The IMCTC was first suggested and formed in 2015 after international outcry demanded that Saudi Arabia and other predominate Muslim countries who, they felt, weren’t doing enough in the fight against radical Islamic terrorism, specifically the spread of the apocalyptic terror group, the Islamic State put an Arab face on the fight and thwart the spread of this radical group and its equally radical ideology.
That plan was to have Saudi Arabia gather a ‘coalition of the willing’ from the Muslim world to fight terrorism across the Middle East with its headquarters in Riyadh. International support flew in from the likes of the United States and the United Kingdom who dubbed it the beginnings of the “Muslim NATO.”
And Prince Salman, who is one of the youngest ministers of defense in the world did just that. The IMCTC’s official opening statement on Sunday described the coalition as a, “pan-Islamic coalition of 41 predominantly Sunni Muslim countries will coordinate and multiply their individual efforts in the global fight against terrorism and violent extremism. The meeting [in Riyadh] marks the official launch of the IMCTC and strengthens the cooperation and integration of member countries in the coalition.”
Prince Salman also gave a commemorative speech in which he referenced the attack in Egypt as a, “very painful occurrence and must make us contemplate in an international and powerful way the role of this terrorism and extremism.” Salman went on, “In past years, terrorism has been functioning in all of our countries with no coordination. This ends today, with this alliance. We [IMCTC] will pursue terrorists until they are wiped from the face of the earth.”
The formation of this Muslim coalition is not without controversy as the many skeptics within the region, mainly from the predominate Shia countries of Syria, Iraq, and especially Iran who were left out of the coalition. The Iranian government is beginning to feel that this Sunni-led coalition is nothing other than a sectarian-based grouping and a direct threat to Iran and Shi’ite Muslims.
Salman solidifying the appointment of the former Pakistan Chief of the Army, General Raheel Sharif as the overall military commander of the IMCTC coalition, of course, also greatly irritated Iran.
Prince Salman didn’t try nor help quell Iran’s or the Shi’ite Muslim community fears of a Sunni coalition against them on Sunday at all. This has some experts, like Sebastian Sons, an associate fellow at the German Council of Foreign Relations, declaring that not only is, “[T]his alliance is a clear signal to the Arab-Islamic world that Saudi Arabia still wants to set the main agenda in regional policy and, of course, another instrument of containing Iran.”
Sons went on by saying that, “Saudi Arabia wants to present itself as a leading country in the fight against extremism and terrorism in order to get away from its image as a sponsor of radicalism,” Sons said. “In this regard, the fight against terrorism is a main pillar of the political agenda of Muhammad bin Salman in portraying himself as a modern, mainly secular leader of a ‘new Saudi Arabia.'”

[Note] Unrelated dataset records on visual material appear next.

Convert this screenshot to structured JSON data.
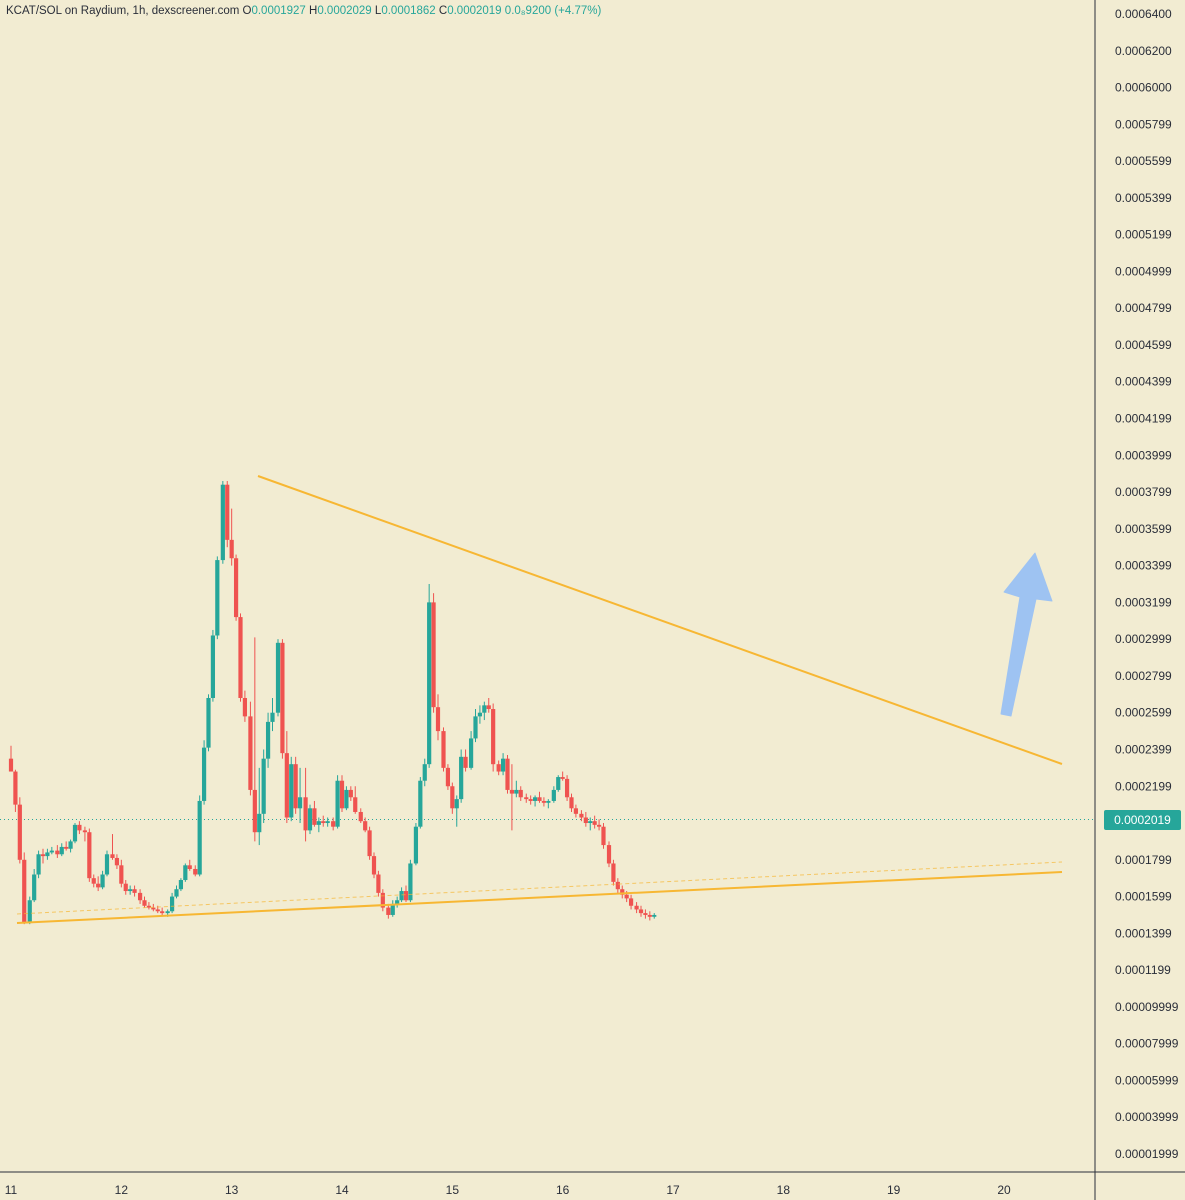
{
  "legend": {
    "pair": "KCAT/SOL on Raydium, 1h, dexscreener.com",
    "o_label": "O",
    "o_value": "0.0001927",
    "h_label": "H",
    "h_value": "0.0002029",
    "l_label": "L",
    "l_value": "0.0001862",
    "c_label": "C",
    "c_value": "0.0002019",
    "change": "0.0₈9200 (+4.77%)"
  },
  "colors": {
    "background": "#f2ecd2",
    "up": "#26a69a",
    "down": "#ef5350",
    "trendline": "#f7b733",
    "arrow": "#9ec3f2",
    "axis_text": "#2a2e39"
  },
  "last_price": "0.0002019",
  "chart_data": {
    "type": "candlestick",
    "timeframe": "1h",
    "x_tick_labels": [
      "11",
      "12",
      "13",
      "14",
      "15",
      "16",
      "17",
      "18",
      "19",
      "20"
    ],
    "y_tick_labels": [
      "0.0006400",
      "0.0006200",
      "0.0006000",
      "0.0005799",
      "0.0005599",
      "0.0005399",
      "0.0005199",
      "0.0004999",
      "0.0004799",
      "0.0004599",
      "0.0004399",
      "0.0004199",
      "0.0003999",
      "0.0003799",
      "0.0003599",
      "0.0003399",
      "0.0003199",
      "0.0002999",
      "0.0002799",
      "0.0002599",
      "0.0002399",
      "0.0002199",
      "0.0001999",
      "0.0001799",
      "0.0001599",
      "0.0001399",
      "0.0001199",
      "0.00009999",
      "0.00007999",
      "0.00005999",
      "0.00003999",
      "0.00001999"
    ],
    "ylim": [
      1.17e-05,
      0.000642
    ],
    "xlim": [
      11.0,
      20.8
    ],
    "last_price": 0.0002019,
    "candles": [
      [
        11.0,
        0.000235,
        0.000242,
        0.000228,
        0.000228
      ],
      [
        11.04,
        0.000228,
        0.000229,
        0.000206,
        0.00021
      ],
      [
        11.08,
        0.00021,
        0.000214,
        0.000178,
        0.00018
      ],
      [
        11.12,
        0.00018,
        0.000184,
        0.000145,
        0.000146
      ],
      [
        11.17,
        0.000146,
        0.00016,
        0.000145,
        0.000158
      ],
      [
        11.21,
        0.000158,
        0.000175,
        0.000157,
        0.000172
      ],
      [
        11.25,
        0.000172,
        0.000185,
        0.00017,
        0.000183
      ],
      [
        11.29,
        0.000183,
        0.000186,
        0.000178,
        0.000182
      ],
      [
        11.33,
        0.000182,
        0.000186,
        0.00018,
        0.000184
      ],
      [
        11.37,
        0.000184,
        0.000187,
        0.000183,
        0.000185
      ],
      [
        11.42,
        0.000185,
        0.000188,
        0.000181,
        0.000183
      ],
      [
        11.46,
        0.000183,
        0.000189,
        0.000182,
        0.000187
      ],
      [
        11.5,
        0.000187,
        0.00019,
        0.000185,
        0.000186
      ],
      [
        11.54,
        0.000186,
        0.000191,
        0.000184,
        0.00019
      ],
      [
        11.58,
        0.00019,
        0.0002,
        0.000189,
        0.000199
      ],
      [
        11.62,
        0.000199,
        0.000201,
        0.000194,
        0.000196
      ],
      [
        11.67,
        0.000196,
        0.000198,
        0.00019,
        0.000195
      ],
      [
        11.71,
        0.000195,
        0.000197,
        0.000168,
        0.00017
      ],
      [
        11.75,
        0.00017,
        0.000172,
        0.000165,
        0.000167
      ],
      [
        11.79,
        0.000167,
        0.000171,
        0.000163,
        0.000165
      ],
      [
        11.83,
        0.000165,
        0.000174,
        0.000164,
        0.000172
      ],
      [
        11.87,
        0.000172,
        0.000185,
        0.000171,
        0.000183
      ],
      [
        11.92,
        0.000183,
        0.000194,
        0.00018,
        0.000181
      ],
      [
        11.96,
        0.000181,
        0.000183,
        0.000175,
        0.000177
      ],
      [
        12.0,
        0.000177,
        0.00018,
        0.000165,
        0.000167
      ],
      [
        12.04,
        0.000167,
        0.000169,
        0.000161,
        0.000163
      ],
      [
        12.08,
        0.000163,
        0.000166,
        0.000161,
        0.000164
      ],
      [
        12.12,
        0.000164,
        0.000166,
        0.00016,
        0.000162
      ],
      [
        12.17,
        0.000162,
        0.000164,
        0.000156,
        0.000158
      ],
      [
        12.21,
        0.000158,
        0.00016,
        0.000154,
        0.000155
      ],
      [
        12.25,
        0.000155,
        0.000157,
        0.000153,
        0.000154
      ],
      [
        12.29,
        0.000154,
        0.000156,
        0.000152,
        0.000153
      ],
      [
        12.33,
        0.000153,
        0.000155,
        0.000151,
        0.000152
      ],
      [
        12.37,
        0.000152,
        0.000154,
        0.00015,
        0.000151
      ],
      [
        12.42,
        0.000151,
        0.000153,
        0.000149,
        0.000152
      ],
      [
        12.46,
        0.000152,
        0.000162,
        0.000151,
        0.00016
      ],
      [
        12.5,
        0.00016,
        0.000166,
        0.000159,
        0.000164
      ],
      [
        12.54,
        0.000164,
        0.00017,
        0.000163,
        0.000169
      ],
      [
        12.58,
        0.000169,
        0.000178,
        0.000168,
        0.000177
      ],
      [
        12.62,
        0.000177,
        0.00018,
        0.000174,
        0.000175
      ],
      [
        12.67,
        0.000175,
        0.000177,
        0.000171,
        0.000172
      ],
      [
        12.71,
        0.000172,
        0.000215,
        0.000171,
        0.000212
      ],
      [
        12.75,
        0.000212,
        0.000245,
        0.00021,
        0.000241
      ],
      [
        12.79,
        0.000241,
        0.00027,
        0.000239,
        0.000268
      ],
      [
        12.83,
        0.000268,
        0.000305,
        0.000266,
        0.000302
      ],
      [
        12.87,
        0.000302,
        0.000345,
        0.0003,
        0.000343
      ],
      [
        12.92,
        0.000343,
        0.000386,
        0.000341,
        0.000384
      ],
      [
        12.96,
        0.000384,
        0.000386,
        0.00035,
        0.000354
      ],
      [
        13.0,
        0.000354,
        0.000371,
        0.00034,
        0.000344
      ],
      [
        13.04,
        0.000344,
        0.000346,
        0.00031,
        0.000312
      ],
      [
        13.08,
        0.000312,
        0.000314,
        0.000266,
        0.000268
      ],
      [
        13.12,
        0.000268,
        0.000272,
        0.000255,
        0.000258
      ],
      [
        13.17,
        0.000258,
        0.000266,
        0.000215,
        0.000218
      ],
      [
        13.21,
        0.000218,
        0.000301,
        0.00019,
        0.000195
      ],
      [
        13.25,
        0.000195,
        0.00023,
        0.000188,
        0.000205
      ],
      [
        13.29,
        0.000205,
        0.00024,
        0.0002,
        0.000235
      ],
      [
        13.33,
        0.000235,
        0.00026,
        0.00023,
        0.000255
      ],
      [
        13.37,
        0.000255,
        0.000268,
        0.00025,
        0.00026
      ],
      [
        13.42,
        0.00026,
        0.0003,
        0.000258,
        0.000298
      ],
      [
        13.46,
        0.000298,
        0.0003,
        0.000235,
        0.000238
      ],
      [
        13.5,
        0.000238,
        0.00025,
        0.0002,
        0.000203
      ],
      [
        13.54,
        0.000203,
        0.000236,
        0.000201,
        0.000232
      ],
      [
        13.58,
        0.000232,
        0.000236,
        0.000205,
        0.000208
      ],
      [
        13.62,
        0.000208,
        0.00023,
        0.0002,
        0.000214
      ],
      [
        13.67,
        0.000214,
        0.00023,
        0.00019,
        0.000196
      ],
      [
        13.71,
        0.000196,
        0.00021,
        0.000194,
        0.000208
      ],
      [
        13.75,
        0.000208,
        0.000212,
        0.000198,
        0.000199
      ],
      [
        13.79,
        0.000199,
        0.000203,
        0.000195,
        0.000201
      ],
      [
        13.83,
        0.000201,
        0.000204,
        0.000198,
        0.0002
      ],
      [
        13.87,
        0.0002,
        0.000203,
        0.000198,
        0.000201
      ],
      [
        13.92,
        0.000201,
        0.000203,
        0.000196,
        0.000198
      ],
      [
        13.96,
        0.000198,
        0.000226,
        0.000197,
        0.000223
      ],
      [
        14.0,
        0.000223,
        0.000226,
        0.000206,
        0.000208
      ],
      [
        14.04,
        0.000208,
        0.00022,
        0.000207,
        0.000218
      ],
      [
        14.08,
        0.000218,
        0.00022,
        0.000212,
        0.000214
      ],
      [
        14.12,
        0.000214,
        0.00022,
        0.000205,
        0.000206
      ],
      [
        14.17,
        0.000206,
        0.000208,
        0.0002,
        0.000201
      ],
      [
        14.21,
        0.000201,
        0.000203,
        0.000195,
        0.000196
      ],
      [
        14.25,
        0.000196,
        0.000198,
        0.00018,
        0.000182
      ],
      [
        14.29,
        0.000182,
        0.000184,
        0.00017,
        0.000172
      ],
      [
        14.33,
        0.000172,
        0.000174,
        0.00016,
        0.000162
      ],
      [
        14.37,
        0.000162,
        0.000164,
        0.000152,
        0.000154
      ],
      [
        14.42,
        0.000154,
        0.000156,
        0.000148,
        0.00015
      ],
      [
        14.46,
        0.00015,
        0.000158,
        0.000149,
        0.000156
      ],
      [
        14.5,
        0.000156,
        0.00016,
        0.000154,
        0.000158
      ],
      [
        14.54,
        0.000158,
        0.000165,
        0.000157,
        0.000163
      ],
      [
        14.58,
        0.000163,
        0.000166,
        0.000157,
        0.000158
      ],
      [
        14.62,
        0.000158,
        0.00018,
        0.000157,
        0.000178
      ],
      [
        14.67,
        0.000178,
        0.0002,
        0.000177,
        0.000198
      ],
      [
        14.71,
        0.000198,
        0.000225,
        0.000197,
        0.000223
      ],
      [
        14.75,
        0.000223,
        0.000235,
        0.00022,
        0.000232
      ],
      [
        14.79,
        0.000232,
        0.00033,
        0.00023,
        0.00032
      ],
      [
        14.83,
        0.00032,
        0.000325,
        0.00026,
        0.000263
      ],
      [
        14.87,
        0.000263,
        0.00027,
        0.000245,
        0.00025
      ],
      [
        14.92,
        0.00025,
        0.000252,
        0.000228,
        0.00023
      ],
      [
        14.96,
        0.00023,
        0.000232,
        0.000218,
        0.00022
      ],
      [
        15.0,
        0.00022,
        0.000222,
        0.000205,
        0.000208
      ],
      [
        15.04,
        0.000208,
        0.000215,
        0.000198,
        0.000213
      ],
      [
        15.08,
        0.000213,
        0.00024,
        0.000211,
        0.000236
      ],
      [
        15.12,
        0.000236,
        0.00024,
        0.000228,
        0.00023
      ],
      [
        15.17,
        0.00023,
        0.00025,
        0.000229,
        0.000246
      ],
      [
        15.21,
        0.000246,
        0.000262,
        0.000244,
        0.000258
      ],
      [
        15.25,
        0.000258,
        0.000264,
        0.000254,
        0.00026
      ],
      [
        15.29,
        0.00026,
        0.000266,
        0.000256,
        0.000264
      ],
      [
        15.33,
        0.000264,
        0.000268,
        0.00026,
        0.000262
      ],
      [
        15.37,
        0.000262,
        0.000265,
        0.000228,
        0.000232
      ],
      [
        15.42,
        0.000232,
        0.000234,
        0.000226,
        0.000228
      ],
      [
        15.46,
        0.000228,
        0.000238,
        0.000226,
        0.000235
      ],
      [
        15.5,
        0.000235,
        0.000237,
        0.000216,
        0.000218
      ],
      [
        15.54,
        0.000218,
        0.000232,
        0.000196,
        0.000216
      ],
      [
        15.58,
        0.000216,
        0.000223,
        0.000214,
        0.000218
      ],
      [
        15.62,
        0.000218,
        0.00022,
        0.000212,
        0.000214
      ],
      [
        15.67,
        0.000214,
        0.000216,
        0.000211,
        0.000213
      ],
      [
        15.71,
        0.000213,
        0.000215,
        0.00021,
        0.000212
      ],
      [
        15.75,
        0.000212,
        0.000215,
        0.000209,
        0.000214
      ],
      [
        15.79,
        0.000214,
        0.000217,
        0.000211,
        0.000212
      ],
      [
        15.83,
        0.000212,
        0.000214,
        0.000209,
        0.000211
      ],
      [
        15.87,
        0.000211,
        0.000213,
        0.000208,
        0.000212
      ],
      [
        15.92,
        0.000212,
        0.00022,
        0.000211,
        0.000218
      ],
      [
        15.96,
        0.000218,
        0.000226,
        0.000217,
        0.000225
      ],
      [
        16.0,
        0.000225,
        0.000228,
        0.000223,
        0.000224
      ],
      [
        16.04,
        0.000224,
        0.000226,
        0.000212,
        0.000214
      ],
      [
        16.08,
        0.000214,
        0.000216,
        0.000206,
        0.000208
      ],
      [
        16.12,
        0.000208,
        0.00021,
        0.000203,
        0.000205
      ],
      [
        16.17,
        0.000205,
        0.000207,
        0.000201,
        0.000203
      ],
      [
        16.21,
        0.000203,
        0.000206,
        0.000198,
        0.0002
      ],
      [
        16.25,
        0.0002,
        0.000203,
        0.000196,
        0.000201
      ],
      [
        16.29,
        0.000201,
        0.000204,
        0.000197,
        0.000199
      ],
      [
        16.33,
        0.000199,
        0.000202,
        0.000196,
        0.000198
      ],
      [
        16.37,
        0.000198,
        0.0002,
        0.000186,
        0.000188
      ],
      [
        16.42,
        0.000188,
        0.00019,
        0.000176,
        0.000178
      ],
      [
        16.46,
        0.000178,
        0.00018,
        0.000166,
        0.000168
      ],
      [
        16.5,
        0.000168,
        0.00017,
        0.000162,
        0.000164
      ],
      [
        16.54,
        0.000164,
        0.000166,
        0.000159,
        0.000161
      ],
      [
        16.58,
        0.000161,
        0.000163,
        0.000157,
        0.000159
      ],
      [
        16.62,
        0.000159,
        0.000161,
        0.000153,
        0.000155
      ],
      [
        16.67,
        0.000155,
        0.000157,
        0.000151,
        0.000153
      ],
      [
        16.71,
        0.000153,
        0.000155,
        0.000149,
        0.000151
      ],
      [
        16.75,
        0.000151,
        0.000153,
        0.000148,
        0.00015
      ],
      [
        16.79,
        0.00015,
        0.000152,
        0.000147,
        0.000149
      ],
      [
        16.83,
        0.000149,
        0.000151,
        0.000148,
        0.00015
      ]
    ]
  }
}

The IMCTC coalition also left out Iraq and Syria who have been slogging it out with the Islamic State for years with U.S. military support, this decision by Saudi Arabia and the members of the IMCTC continues to fuel the controversy due to these countries being led by predominately Shia Muslims.
When questions on the decision to exclude these three countries in what most assuredly will only widen the Sunni/Shia divide came in from the media the IMCTC Secretary General, Abdulelah al-Saleh simply replied, “The enemy is terrorism. It’s not sects or religions or races, its terrorism.” Yet, Syria, Iraq, and especially Iran are not seeing it that way.